Cavitary lung lesions may be associated with some diseases. They are commonly seen in SCC patients. The pathological mechanism of this type of cavitation involves the formation of liquefied tumor necrosis that creates a hollow area through bronchial discharge, forming a thick-walled cavity with an irregular internal surface. Wall nodules without internal partitions or vascular structures and lobulation signs may be also present. Besides, pleural depression, burr sings, and other malignant signs may be observed.

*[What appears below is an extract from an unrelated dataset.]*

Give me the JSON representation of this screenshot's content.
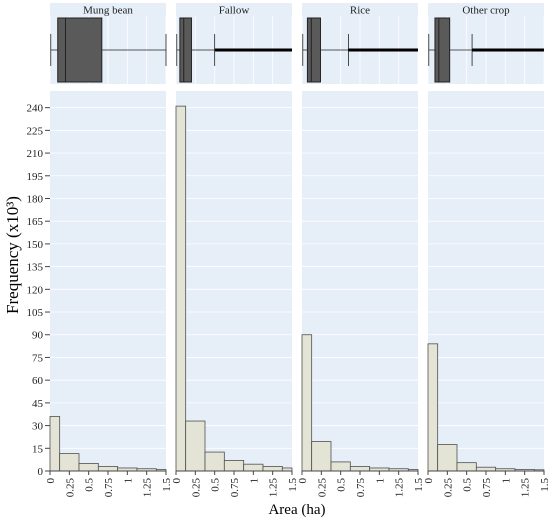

Moreover, pulmonary cysts or bullae are identified as thin-walled lung cysts. Internal partitions, lobulation signs, wall nodules, and other signs are absent in these cysts. During alveolar expansion, cystic cavity develops through rupture and fusion of the alveolar wall, usually caused by obstruction of a small bronchial valve. Besides, tuberculosis cavities mainly present as fibrous thick-walled cavities with extensive cord-like fibrotic changes around the lesions, scattered new and old lesions, calcification, pleural thickening, and other symptoms. Once Mycobacterium tuberculosis is found in clinical sputum samples, identifying the disease is not difficult.
In this study, we reviewed the clinical and radiographic features of 24 patients with thin-walled peripheral GGO. The findings showed that most cases of lung cancer were adenocarcinomas. In terms of imaging features, 50% of the lesions showed pure GGO, while 50% showed mixed GGO. Most of the lesions were associated with at least one sign of lobulation, burr sign, vascular convergence, or pleural depression. With a pathological understanding of the MSCT features of thin-walled cystic lung cancer with GGO, benign and malignant cases can be distinguished when encountering similar images (3).
Considering the prognosis of thin-walled cystic lung cancer, studies in the literature have reported small sample sizes with limited survival data. In our dataset until June 2020, 16 patients expired, while eight patients remained alive during the follow-up (39 - 69 months), with a three-year survival rate of 33.3%. However, the survival rate was reported in a small sample size (n = 24), and further validation in a larger sample size is needed for survival studies. Therefore, similar cases should be examined, and prognosis needs to be further evaluated.
In conclusion, thin-walled cystic lung cancer with GGO is a rare clinical phenomenon. Adenocarcinoma is the main pathological diagnosis of this type of lung carcinoma. Although this cancer is usually a relatively lower grade malignancy with well or moderate tumor differentiation, early detection and surgical resection remain appropriate managment options.